Kamis, 19 Januari 2012

BERTEMU NIA, THE MASSEUR VOLUNTEER

Saat itu aku sedang duduk sendirian di sofa yang berada di depan kantor Bumi Sehat. Mbak Eka - asisten Ibu Robin dalam urusan administrasi - tiba-tiba memanggilku dan bertanya,

"Besok mau datang lagi ke sini?"

"Ada acara apa, Mbak?" tanyaku. Aku berpikir mungkin ada kegiatan yang bisa aku ikuti.

"Aku mau kasih terapi pijat dari volunteer baru," jelas Mbak Eka sambil menunjuk seorang perempuan bule di sampingnya yang sedang sibuk mengisi formulir.

Sebelum aku menjawab, Mbak Eka sudah bertanya kepada sang bule itu,

"Can you start today or tomorrow?"

"I can start today. But how about the oil?" 

"Don't worry, we have some oil here and this is your first patient," aku pun diperkenalkan kepada bule itu. Dia bernama Nia, berasal dari Swiss. Mulai hari itu Nia akan menjadi pemijat sukarelawan bagi ibu hamil dan bayi.
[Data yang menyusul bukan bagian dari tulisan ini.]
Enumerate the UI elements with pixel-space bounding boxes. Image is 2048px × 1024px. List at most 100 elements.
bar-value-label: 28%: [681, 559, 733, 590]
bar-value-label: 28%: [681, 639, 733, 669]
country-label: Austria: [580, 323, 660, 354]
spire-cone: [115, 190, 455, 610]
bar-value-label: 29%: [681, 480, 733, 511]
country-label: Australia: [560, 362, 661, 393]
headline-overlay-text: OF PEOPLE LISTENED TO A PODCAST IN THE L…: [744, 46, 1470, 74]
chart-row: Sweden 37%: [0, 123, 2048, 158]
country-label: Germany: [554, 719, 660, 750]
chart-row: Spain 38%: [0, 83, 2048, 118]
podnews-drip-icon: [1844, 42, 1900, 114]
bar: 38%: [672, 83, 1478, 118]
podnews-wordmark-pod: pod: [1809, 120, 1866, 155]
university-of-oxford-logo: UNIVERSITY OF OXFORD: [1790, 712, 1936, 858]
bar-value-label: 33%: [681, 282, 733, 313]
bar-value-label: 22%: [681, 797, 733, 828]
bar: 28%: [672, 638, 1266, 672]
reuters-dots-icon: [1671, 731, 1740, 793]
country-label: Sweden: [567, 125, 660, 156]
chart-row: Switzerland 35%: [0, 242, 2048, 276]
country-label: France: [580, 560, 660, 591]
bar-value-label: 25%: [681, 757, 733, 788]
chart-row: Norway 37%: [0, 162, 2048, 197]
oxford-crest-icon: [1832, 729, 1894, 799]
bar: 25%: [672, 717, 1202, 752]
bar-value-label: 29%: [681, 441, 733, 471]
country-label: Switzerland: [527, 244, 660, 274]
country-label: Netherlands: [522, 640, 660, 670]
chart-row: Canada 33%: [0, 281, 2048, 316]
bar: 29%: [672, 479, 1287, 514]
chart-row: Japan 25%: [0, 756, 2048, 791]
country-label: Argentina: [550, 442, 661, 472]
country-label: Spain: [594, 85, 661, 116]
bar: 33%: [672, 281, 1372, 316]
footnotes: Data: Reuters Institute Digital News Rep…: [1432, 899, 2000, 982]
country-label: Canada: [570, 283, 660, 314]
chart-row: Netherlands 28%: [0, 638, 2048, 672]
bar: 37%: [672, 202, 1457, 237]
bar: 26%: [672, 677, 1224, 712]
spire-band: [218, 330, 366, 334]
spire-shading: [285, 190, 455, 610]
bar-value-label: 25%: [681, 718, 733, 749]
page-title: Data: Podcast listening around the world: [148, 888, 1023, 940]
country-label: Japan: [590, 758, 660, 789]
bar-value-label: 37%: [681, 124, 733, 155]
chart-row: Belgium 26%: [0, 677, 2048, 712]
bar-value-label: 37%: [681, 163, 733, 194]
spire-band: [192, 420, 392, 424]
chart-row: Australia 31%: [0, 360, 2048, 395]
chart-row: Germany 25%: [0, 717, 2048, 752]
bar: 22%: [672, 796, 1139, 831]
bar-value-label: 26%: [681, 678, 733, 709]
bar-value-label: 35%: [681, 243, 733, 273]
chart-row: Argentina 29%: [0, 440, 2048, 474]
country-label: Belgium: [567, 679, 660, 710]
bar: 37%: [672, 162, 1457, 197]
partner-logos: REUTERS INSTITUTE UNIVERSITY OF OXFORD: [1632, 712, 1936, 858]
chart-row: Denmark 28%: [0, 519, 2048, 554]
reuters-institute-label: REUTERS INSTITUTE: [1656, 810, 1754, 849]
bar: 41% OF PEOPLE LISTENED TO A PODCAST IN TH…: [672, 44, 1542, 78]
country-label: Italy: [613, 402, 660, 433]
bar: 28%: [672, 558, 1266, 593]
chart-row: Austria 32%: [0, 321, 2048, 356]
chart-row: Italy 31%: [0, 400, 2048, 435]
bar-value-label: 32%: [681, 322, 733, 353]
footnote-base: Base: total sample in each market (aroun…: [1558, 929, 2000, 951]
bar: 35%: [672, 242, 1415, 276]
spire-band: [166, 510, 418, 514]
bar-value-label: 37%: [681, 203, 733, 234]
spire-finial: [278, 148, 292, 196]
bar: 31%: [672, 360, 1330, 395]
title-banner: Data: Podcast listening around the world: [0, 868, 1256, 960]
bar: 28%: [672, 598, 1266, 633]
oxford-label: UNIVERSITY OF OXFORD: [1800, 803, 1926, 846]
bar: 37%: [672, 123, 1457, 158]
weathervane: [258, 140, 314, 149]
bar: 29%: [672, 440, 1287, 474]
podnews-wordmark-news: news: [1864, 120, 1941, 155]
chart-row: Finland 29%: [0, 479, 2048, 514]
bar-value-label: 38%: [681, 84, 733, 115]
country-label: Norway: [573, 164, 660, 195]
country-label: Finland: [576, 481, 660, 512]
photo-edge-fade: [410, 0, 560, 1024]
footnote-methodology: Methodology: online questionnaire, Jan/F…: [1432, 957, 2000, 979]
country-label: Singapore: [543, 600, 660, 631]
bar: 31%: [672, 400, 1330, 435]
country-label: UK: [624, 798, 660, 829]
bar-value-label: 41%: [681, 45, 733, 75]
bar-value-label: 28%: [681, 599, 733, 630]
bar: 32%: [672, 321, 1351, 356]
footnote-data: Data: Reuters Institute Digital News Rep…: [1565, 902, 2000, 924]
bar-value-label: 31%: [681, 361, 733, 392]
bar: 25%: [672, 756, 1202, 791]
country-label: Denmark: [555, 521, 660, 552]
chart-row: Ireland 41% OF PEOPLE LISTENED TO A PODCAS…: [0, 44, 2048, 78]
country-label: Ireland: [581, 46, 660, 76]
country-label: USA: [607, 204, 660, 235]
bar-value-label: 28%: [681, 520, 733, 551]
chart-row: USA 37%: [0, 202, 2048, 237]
Kami memakai ruang periksa kehamilan yang sedang kosong sebagai tempat terapi.

"I want you to massage my legs and back only," kataku agak waspada karena selama hamil tidak pernah dipijat.

"It's okay," jawab Nia, "Before I begin, I will put my hands on your belly for a while to make a connection with your body."
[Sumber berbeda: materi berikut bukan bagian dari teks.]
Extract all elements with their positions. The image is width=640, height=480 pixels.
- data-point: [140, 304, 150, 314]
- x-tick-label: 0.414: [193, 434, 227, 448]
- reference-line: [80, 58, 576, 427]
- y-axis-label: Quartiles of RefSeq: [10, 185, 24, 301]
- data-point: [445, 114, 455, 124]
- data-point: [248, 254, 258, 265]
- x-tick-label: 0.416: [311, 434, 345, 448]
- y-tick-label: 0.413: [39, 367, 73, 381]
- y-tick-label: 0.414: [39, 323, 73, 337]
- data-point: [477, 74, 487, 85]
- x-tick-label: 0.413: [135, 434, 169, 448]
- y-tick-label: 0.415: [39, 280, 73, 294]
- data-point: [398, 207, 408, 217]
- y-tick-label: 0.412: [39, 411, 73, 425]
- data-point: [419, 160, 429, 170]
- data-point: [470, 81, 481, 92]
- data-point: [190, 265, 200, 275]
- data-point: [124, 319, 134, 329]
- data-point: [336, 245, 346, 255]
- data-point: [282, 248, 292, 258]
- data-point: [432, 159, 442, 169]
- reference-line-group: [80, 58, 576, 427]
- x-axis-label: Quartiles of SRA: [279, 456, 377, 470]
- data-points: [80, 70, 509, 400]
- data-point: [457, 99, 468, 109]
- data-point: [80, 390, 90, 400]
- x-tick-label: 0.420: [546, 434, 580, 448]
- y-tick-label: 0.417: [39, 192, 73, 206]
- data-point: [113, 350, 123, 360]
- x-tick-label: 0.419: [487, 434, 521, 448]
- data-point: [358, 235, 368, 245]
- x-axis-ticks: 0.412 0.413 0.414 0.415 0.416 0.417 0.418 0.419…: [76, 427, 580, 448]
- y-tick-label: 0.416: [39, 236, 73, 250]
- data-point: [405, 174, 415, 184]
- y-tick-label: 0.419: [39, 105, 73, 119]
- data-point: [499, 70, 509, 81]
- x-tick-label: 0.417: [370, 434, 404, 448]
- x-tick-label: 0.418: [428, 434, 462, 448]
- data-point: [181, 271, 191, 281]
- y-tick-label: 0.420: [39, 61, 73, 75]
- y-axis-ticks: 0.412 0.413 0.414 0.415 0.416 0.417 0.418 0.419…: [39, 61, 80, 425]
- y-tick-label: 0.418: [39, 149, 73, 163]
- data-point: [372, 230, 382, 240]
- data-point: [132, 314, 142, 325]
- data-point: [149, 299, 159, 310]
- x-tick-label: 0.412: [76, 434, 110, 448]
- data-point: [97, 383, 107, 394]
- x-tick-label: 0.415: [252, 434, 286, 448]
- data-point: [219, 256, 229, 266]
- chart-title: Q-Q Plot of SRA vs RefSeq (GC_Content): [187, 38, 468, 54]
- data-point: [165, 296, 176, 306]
Maka mulailah aku diterapi. Sepanjang terapi aku bertanya banyak hal kepada Nia. Mulai dari mengapa dia memilih menjadi seorang masseur sampai tentang kondisi diriku. Nia bercerita bahwa menjadi seorang masseur adalah panggilan hidupnya. Pada saat berpraktek di Swiss, dia hanya menerima 7 - 8 pasien sehari karena dia lebih suka mendalami kondisi setiap pasiennya daripada hanya sekedar memijat. Tentang diriku, Nia berkata bahwa mataku menunjukkan aku seorang yang memiliki hati damai. Tetapi wajahku menandakan bahwa aku seorang pemikir yang otaknya terus ribut. Aku hanya bisa tertawa dan menyetujuinya. Sejujurnya aku masih kesulitan membuat otakku tenang dan kondisi ini menyebabkan energi di tubuhku tidak mengalir secara lancar. Nia menyarankan selain dengan pijat, sebelum tidur aku harus bermeditasi selama 30 menit untuk masuk ke dalam diriku sendiri dan menenangkan pikiran sampai aku tertidur.
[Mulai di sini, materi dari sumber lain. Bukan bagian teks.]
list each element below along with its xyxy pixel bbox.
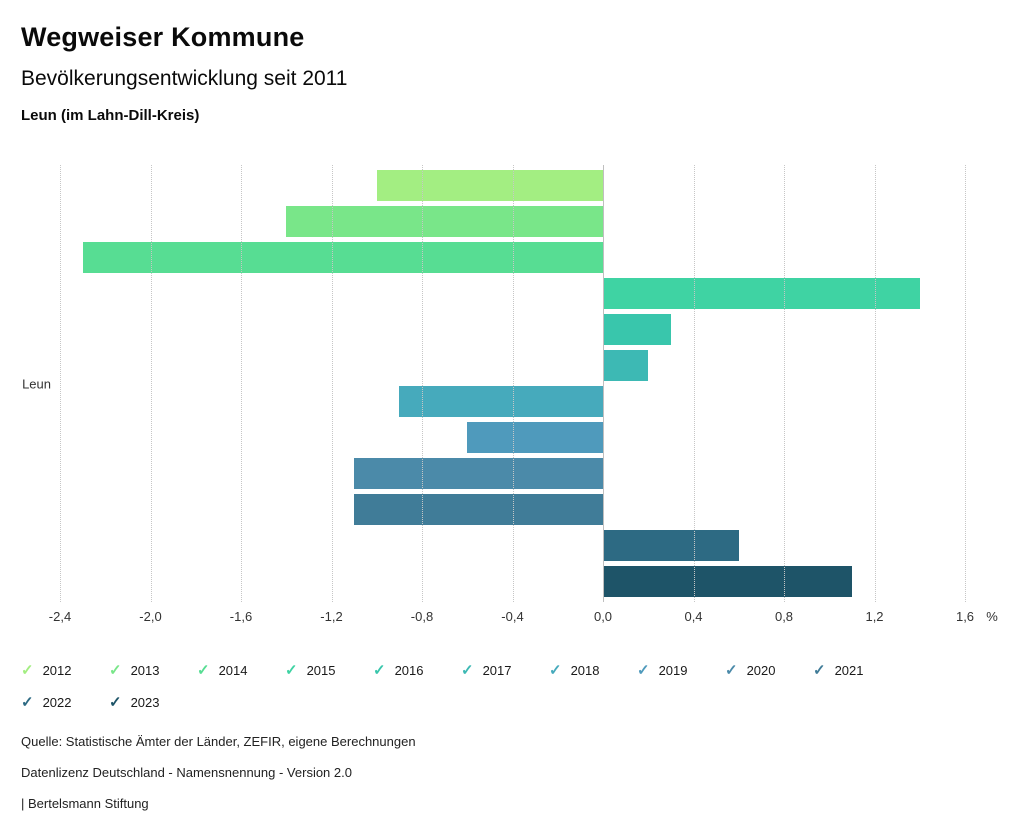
source-text: Quelle: Statistische Ämter der Länder, Z… bbox=[21, 734, 416, 749]
page-title: Wegweiser Kommune bbox=[21, 22, 305, 52]
bar-2020[interactable] bbox=[354, 458, 603, 489]
legend-year-label: 2014 bbox=[218, 662, 248, 678]
legend-item-2015[interactable]: ✓ 2015 bbox=[285, 654, 373, 686]
legend-item-2018[interactable]: ✓ 2018 bbox=[549, 654, 637, 686]
bar-row-2021 bbox=[60, 494, 965, 525]
checkmark-icon: ✓ bbox=[725, 661, 738, 679]
checkmark-icon: ✓ bbox=[285, 661, 298, 679]
gridline bbox=[693, 165, 695, 602]
legend-year-label: 2013 bbox=[130, 662, 160, 678]
legend-item-2021[interactable]: ✓ 2021 bbox=[813, 654, 901, 686]
bar-row-2013 bbox=[60, 206, 965, 237]
bar-2019[interactable] bbox=[467, 422, 603, 453]
zero-line bbox=[603, 165, 604, 602]
bar-2015[interactable] bbox=[603, 278, 920, 309]
legend-year-label: 2017 bbox=[482, 662, 512, 678]
gridline bbox=[965, 165, 966, 602]
checkmark-icon: ✓ bbox=[197, 661, 210, 679]
x-tick-label: 0,0 bbox=[593, 609, 613, 624]
checkmark-icon: ✓ bbox=[549, 661, 562, 679]
x-tick-label: -2,0 bbox=[139, 609, 162, 624]
gridline bbox=[874, 165, 876, 602]
bar-row-2023 bbox=[60, 566, 965, 597]
bar-row-2015 bbox=[60, 278, 965, 309]
bar-2012[interactable] bbox=[376, 170, 603, 201]
x-tick-label: -0,4 bbox=[501, 609, 524, 624]
bar-row-2017 bbox=[60, 350, 965, 381]
bar-row-2019 bbox=[60, 422, 965, 453]
bar-2013[interactable] bbox=[286, 206, 603, 237]
bar-2014[interactable] bbox=[82, 242, 603, 273]
legend-item-2012[interactable]: ✓ 2012 bbox=[21, 654, 109, 686]
legend-item-2017[interactable]: ✓ 2017 bbox=[461, 654, 549, 686]
x-axis-unit-label: % bbox=[986, 609, 998, 624]
legend-year-label: 2020 bbox=[746, 662, 776, 678]
x-tick-label: 1,6 bbox=[955, 609, 975, 624]
checkmark-icon: ✓ bbox=[813, 661, 826, 679]
legend-year-label: 2019 bbox=[658, 662, 688, 678]
gridline bbox=[422, 165, 423, 602]
license-text: Datenlizenz Deutschland - Namensnennung … bbox=[21, 765, 352, 780]
x-tick-label: -2,4 bbox=[48, 609, 72, 624]
legend-year-label: 2016 bbox=[394, 662, 424, 678]
x-tick-label: 0,8 bbox=[774, 609, 794, 624]
gridline bbox=[512, 165, 514, 602]
gridline bbox=[241, 165, 242, 602]
x-tick-label: -1,6 bbox=[229, 609, 253, 624]
legend-year-label: 2022 bbox=[42, 694, 72, 710]
x-axis: % -2,4 -2,0 -1,6 -1,2 -0,8 -0,4 0,0 0,4 0,8 1,2 1,… bbox=[49, 609, 998, 627]
bar-row-2012 bbox=[60, 170, 965, 201]
gridline bbox=[331, 165, 333, 602]
bar-2022[interactable] bbox=[603, 530, 739, 561]
x-tick-label: 0,4 bbox=[684, 609, 703, 624]
y-axis-category-label: Leun bbox=[22, 376, 51, 391]
legend-item-2013[interactable]: ✓ 2013 bbox=[109, 654, 197, 686]
legend-item-2014[interactable]: ✓ 2014 bbox=[197, 654, 285, 686]
checkmark-icon: ✓ bbox=[637, 661, 650, 679]
checkmark-icon: ✓ bbox=[21, 661, 34, 679]
x-tick-label: -1,2 bbox=[320, 609, 343, 624]
bar-2018[interactable] bbox=[399, 386, 603, 417]
chart-region-label: Leun (im Lahn-Dill-Kreis) bbox=[21, 107, 200, 124]
legend-year-label: 2023 bbox=[130, 694, 160, 710]
legend-item-2019[interactable]: ✓ 2019 bbox=[637, 654, 725, 686]
bar-2016[interactable] bbox=[603, 314, 671, 345]
plot-area: Leun bbox=[22, 165, 966, 602]
legend: ✓ 2012 ✓ 2013 ✓ 2014 ✓ 2015 ✓ 2016 ✓ 2017 ✓ 2018 ✓ 2019… bbox=[21, 654, 971, 718]
bar-row-2022 bbox=[60, 530, 965, 561]
x-tick-label: -0,8 bbox=[410, 609, 434, 624]
bar-row-2014 bbox=[60, 242, 965, 273]
bar-2017[interactable] bbox=[603, 350, 649, 381]
legend-item-2023[interactable]: ✓ 2023 bbox=[109, 686, 197, 718]
attribution-text: | Bertelsmann Stiftung bbox=[21, 796, 149, 811]
checkmark-icon: ✓ bbox=[21, 693, 34, 711]
legend-year-label: 2015 bbox=[306, 662, 336, 678]
legend-item-2016[interactable]: ✓ 2016 bbox=[373, 654, 461, 686]
legend-year-label: 2012 bbox=[42, 662, 72, 678]
bar-row-2016 bbox=[60, 314, 965, 345]
checkmark-icon: ✓ bbox=[109, 693, 122, 711]
checkmark-icon: ✓ bbox=[461, 661, 474, 679]
legend-item-2020[interactable]: ✓ 2020 bbox=[725, 654, 813, 686]
chart-title: Bevölkerungsentwicklung seit 2011 bbox=[21, 67, 348, 90]
checkmark-icon: ✓ bbox=[109, 661, 122, 679]
legend-year-label: 2021 bbox=[834, 662, 864, 678]
footer: Quelle: Statistische Ämter der Länder, Z… bbox=[21, 734, 416, 827]
x-tick-label: 1,2 bbox=[865, 609, 884, 624]
bar-2023[interactable] bbox=[603, 566, 852, 597]
legend-year-label: 2018 bbox=[570, 662, 600, 678]
bars-container bbox=[60, 165, 965, 602]
bar-row-2020 bbox=[60, 458, 965, 489]
gridline bbox=[784, 165, 785, 602]
checkmark-icon: ✓ bbox=[373, 661, 386, 679]
bar-2021[interactable] bbox=[354, 494, 603, 525]
legend-item-2022[interactable]: ✓ 2022 bbox=[21, 686, 109, 718]
gridline bbox=[60, 165, 61, 602]
gridline bbox=[150, 165, 152, 602]
bar-row-2018 bbox=[60, 386, 965, 417]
Pijatan Nia mengingatkanku pada pijatan seorang ibu-ibu Jawa di Manokwari. Untuk ibu-ibu itu aku harus membayar Rp 250.000,- / 2 jam pemijatan. Beruntungnya diriku karena Nia seorang volunteer. Seandainya harus membayar, aku rasa tukang pijat bule akan memasang tarif lebih mahal.

"Your baby is strong. Nothing to be worried and thank you for becoming my first patient," kata Nia pada saat dia menyelesaikan 1 jam terapi.

Aku hanya bisa memeluknya sambil mengucapkan terima kasih dari lubuk hati yang terdalam.

"Always be grateful because you are here now," pesan Nia kepadaku.

"Thank you, Nia. Thank you, Mbak Eka. Thank you, Bumi Sehat. Thank you, God."